Libérer

Libérer la parole, l’action, la vie, la relation avec autrui au sein de la société et, en même temps, élargir ma propre existence, me semble une entreprise joyeuse, laïque et chrétienne.

Le verbe libérer est pour moi ‘messager’ d’une joie profonde, celle dont on rêve toute sa vie, celle, petite ou grande, que l’on « fomente » et accueille chaque jour.

Mon enfance avait connu la défaite, l’Occupation ; mon adolescence m’offrit la « Libération », mais elle ne m’apporta pas l’exultation dont j’avais rêvé. Il fallut encore connaître une sorte de disette dans les années 45 et 46. Après, la vie quotidienne devint à peu près normale. Mais il me fallait faire pour moi une vraie découverte fondamentale et nouvelle.

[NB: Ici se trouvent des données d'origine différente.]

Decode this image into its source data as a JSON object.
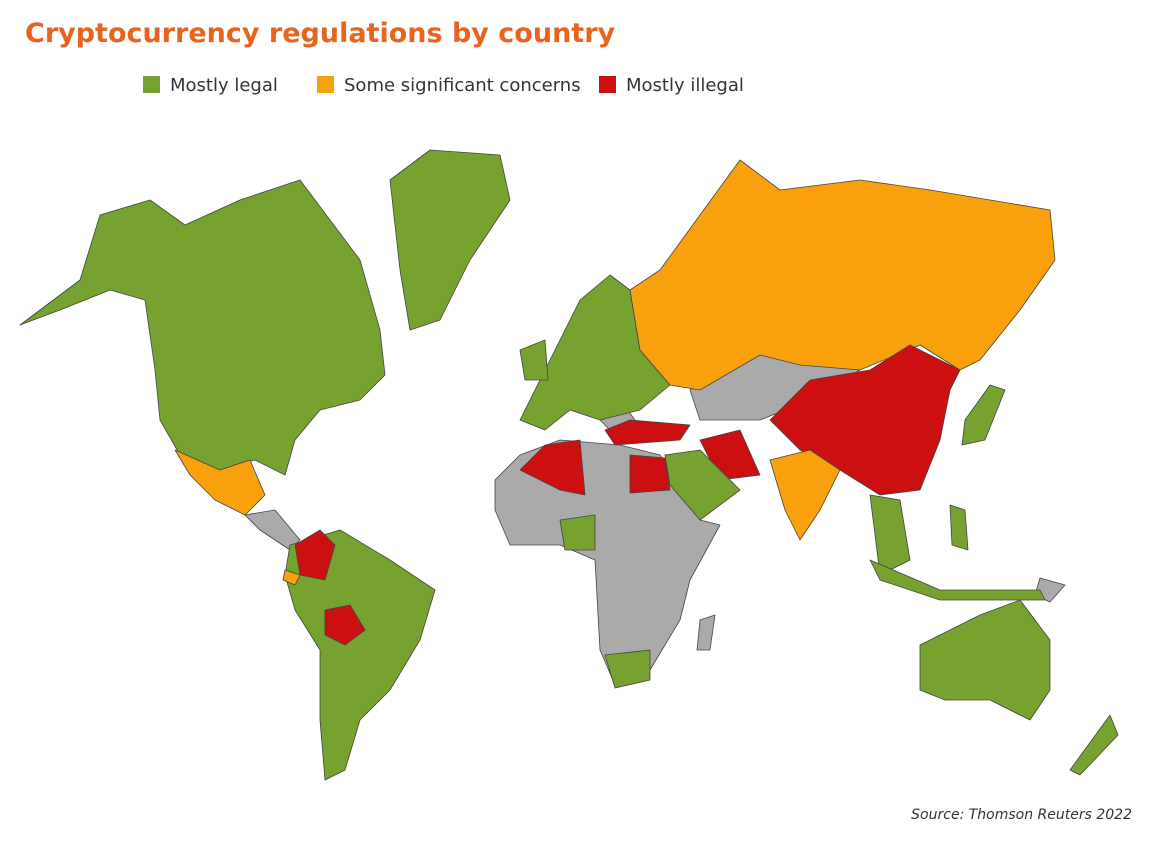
{
  "title": "Cryptocurrency regulations by country",
  "legend": [
    {
      "label": "Mostly legal",
      "color": "#76a22f"
    },
    {
      "label": "Some significant concerns",
      "color": "#f9a10c"
    },
    {
      "label": "Mostly illegal",
      "color": "#cc0f10"
    }
  ],
  "source": "Source: Thomson Reuters 2022"
}
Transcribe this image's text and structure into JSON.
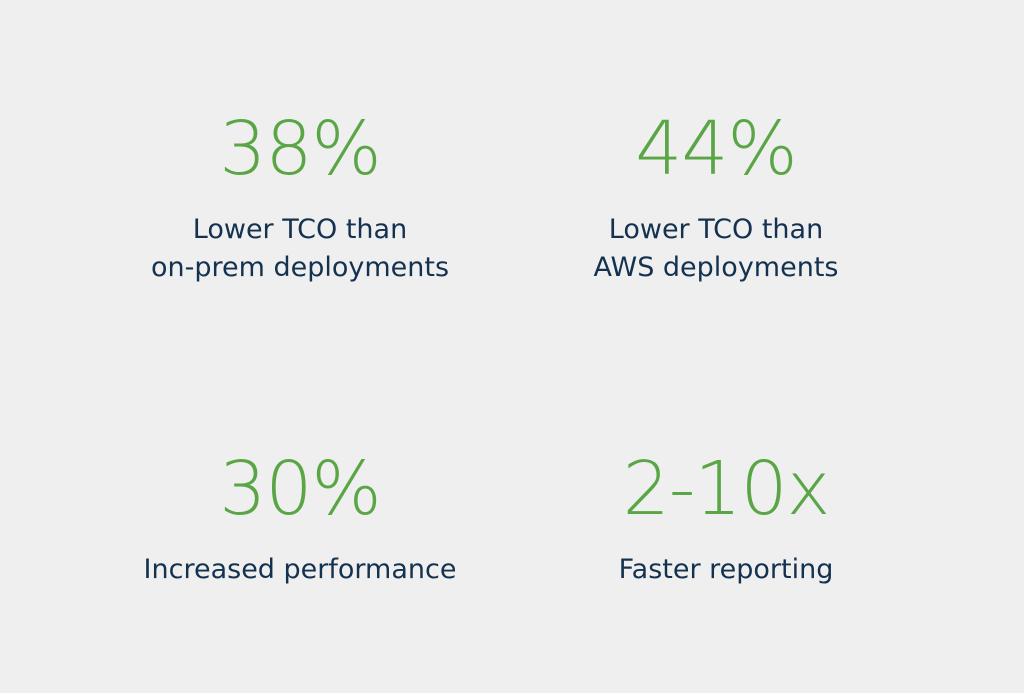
{
  "stats": [
    {
      "value": "38%",
      "label_lines": [
        "Lower TCO than",
        "on-prem deployments"
      ]
    },
    {
      "value": "44%",
      "label_lines": [
        "Lower TCO than",
        "AWS deployments"
      ]
    },
    {
      "value": "30%",
      "label_lines": [
        "Increased performance"
      ]
    },
    {
      "value": "2-10x",
      "label_lines": [
        "Faster reporting"
      ]
    }
  ],
  "colors": {
    "background": "#efefef",
    "value": "#5aa646",
    "label": "#14324f"
  }
}
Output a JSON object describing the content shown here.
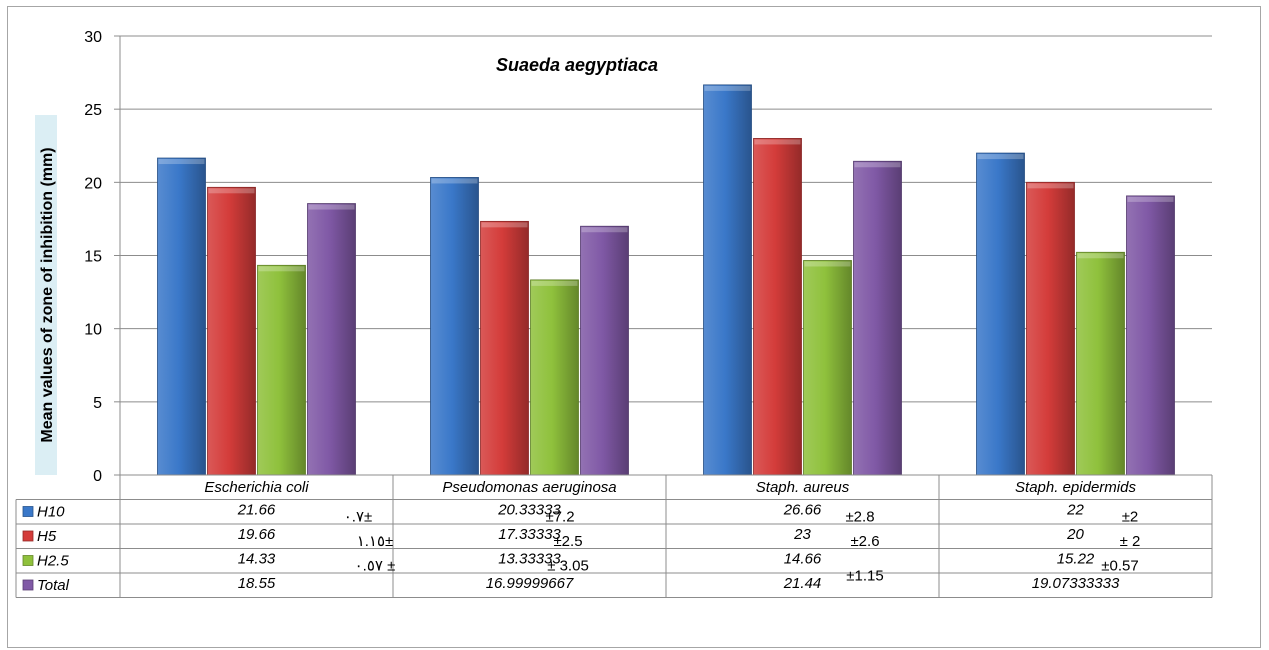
{
  "chart_data": {
    "type": "bar",
    "title": "Suaeda aegyptiaca",
    "ylabel": "Mean values of zone of inhibition (mm)",
    "xlabel": "",
    "ylim": [
      0,
      30
    ],
    "yticks": [
      0,
      5,
      10,
      15,
      20,
      25,
      30
    ],
    "grid": true,
    "legend": "data-table-below",
    "categories": [
      "Escherichia coli",
      "Pseudomonas aeruginosa",
      "Staph. aureus",
      "Staph. epidermids"
    ],
    "series": [
      {
        "name": "H10",
        "color": "#3a78c9",
        "values": [
          21.66,
          20.33333,
          26.66,
          22
        ],
        "table_text": [
          "21.66",
          "20.33333",
          "26.66",
          "22"
        ]
      },
      {
        "name": "H5",
        "color": "#d43c3a",
        "values": [
          19.66,
          17.33333,
          23,
          20
        ],
        "table_text": [
          "19.66",
          "17.33333",
          "23",
          "20"
        ]
      },
      {
        "name": "H2.5",
        "color": "#8fc13c",
        "values": [
          14.33,
          13.33333,
          14.66,
          15.22
        ],
        "table_text": [
          "14.33",
          "13.33333",
          "14.66",
          "15.22"
        ]
      },
      {
        "name": "Total",
        "color": "#8059a6",
        "values": [
          18.55,
          16.99999667,
          21.44,
          19.07333333
        ],
        "table_text": [
          "18.55",
          "16.99999667",
          "21.44",
          "19.07333333"
        ]
      }
    ],
    "annotations": [
      [
        "٠.٧±",
        "±7.2",
        "±2.8",
        "±2"
      ],
      [
        "١.١٥±",
        "±2.5",
        "±2.6",
        "± 2"
      ],
      [
        "٠.٥٧ ±",
        "± 3.05",
        "±1.15",
        "±0.57"
      ]
    ]
  }
}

« Libérer » suppose de marcher dans un chemin plein d’obstacles multiformes qu’il faut lever avec patience et assiduité pour désencombrer le passage, porte d’espoir et d’espérance. C’est en fait une sorte de combat permanent, interne à chacun en même temps que sociétal.

Il s’agit de délier, affranchir, pardonner, encourager, émanciper, élargir, faire craquer, déblayer mais aussi promouvoir et rendre souple.

Mais, dans le fond, une seule action est nécessaire : amoindrir la peur, s’en faire une alliée de prudence et, en même temps, faire grandir en chacun, y compris en soi-même, la « qualité fondamentale » qui charpente la vie personnelle, celle qui donne plein exercice et met au large. Elle donne sens et montre le Chemin. Elle accomplit.

Je suis de ceux qui pensent que toute liberté est un ‘accomplissement’ de chacun et de tous. Chacun est indispensable à tous et la société indispensable à chacun. Il suffit de s’entendre, de parler et d’agir ensemble. Dans des convictions qui s’opposent, il est toujours possible de trouver un compromis. Il est pour un temps un chemin commun vers la liberté.